Fishermen later discovered 30 more bodies in the same area near Khoms, a town some 100 km (62 miles) east of the capital, he said. Volunteers of the Red Crescent were trying to recover the dead but were lacking boats.
No more details were immediately available.
On Thursday, a vessel packed with migrants hoping to make it from Libya to Italy sank in waters off the Libyan town of Zuwara, killing up to 200 people.
Lawless Libya has turned into a major transit route for migrants fleeing conflict and poverty by boat to Europe. Smugglers exploit the country's chaos to bring Syrians into Libya via Egypt or nationals of sub-Saharan countries via Niger, Sudan and Chad.
The migrants pay thousands of dollars for the land and sea passage with smugglers often beating and torturing them to press for more money for the final leg of the trip by sea in unseaworthy vessels, rights groups say.
Libya has asked the European Union for help to train and equip its navy which was largely destroyed during the uprising in 2011 that toppled Muammar Gaddafi.
But all training and cooperation was frozen in 2014 as the European Union boycotted a self-declared government controlling western Libya, which seized the capital Tripoli a year ago by expelling the official premier to the east.

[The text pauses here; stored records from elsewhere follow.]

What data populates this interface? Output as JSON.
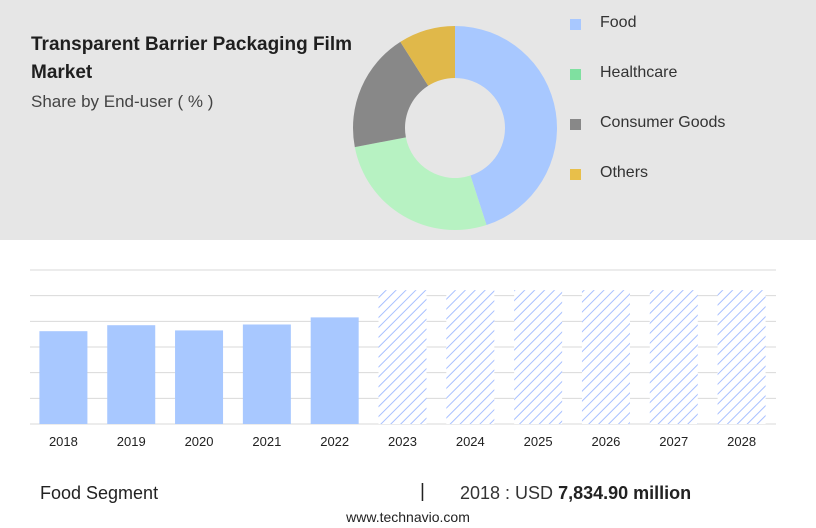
{
  "header": {
    "title": "Transparent Barrier Packaging Film Market",
    "subtitle": "Share by End-user ( % )"
  },
  "legend": [
    {
      "label": "Food",
      "color": "#a8c8ff"
    },
    {
      "label": "Healthcare",
      "color": "#7fe0a0"
    },
    {
      "label": "Consumer Goods",
      "color": "#888888"
    },
    {
      "label": "Others",
      "color": "#e8bf4a"
    }
  ],
  "footer": {
    "segment_label": "Food Segment",
    "divider": "|",
    "value_prefix": "2018 : USD",
    "value_amount": "7,834.90 million",
    "site": "www.technavio.com"
  },
  "chart_data": [
    {
      "type": "pie",
      "title": "Transparent Barrier Packaging Film Market",
      "subtitle": "Share by End-user ( % )",
      "categories": [
        "Food",
        "Healthcare",
        "Consumer Goods",
        "Others"
      ],
      "values": [
        45,
        27,
        19,
        9
      ],
      "colors": [
        "#a8c8ff",
        "#b7f2c2",
        "#888888",
        "#e0b84a"
      ]
    },
    {
      "type": "bar",
      "categories": [
        "2018",
        "2019",
        "2020",
        "2021",
        "2022",
        "2023",
        "2024",
        "2025",
        "2026",
        "2027",
        "2028"
      ],
      "values": [
        7834.9,
        8340,
        7900,
        8400,
        9000,
        11300,
        11300,
        11300,
        11300,
        11300,
        11300
      ],
      "forecast_from": "2023",
      "ylim": [
        0,
        13000
      ],
      "grid": true,
      "bar_color": "#a8c8ff",
      "forecast_color": "#a8c0ff"
    }
  ]
}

Western and most Arab powers only deal with the eastern-based government, which has no control of western Libya from where boats are launched due to its proximity to the Italian island of Lampedusa.
The number of refugees and migrants crossing the Mediterranean to reach Europe has passed 300,000 this year, up from 219,000 in the whole of 2014, the U.N. refugee agency UNHCR said on Friday.
More than 2,500 people have died making the crossing this year, not including those feared drowned off Libya in the last 24 hours, it said. That compares with 3,500 who died or went missing in the Mediterranean in 2014.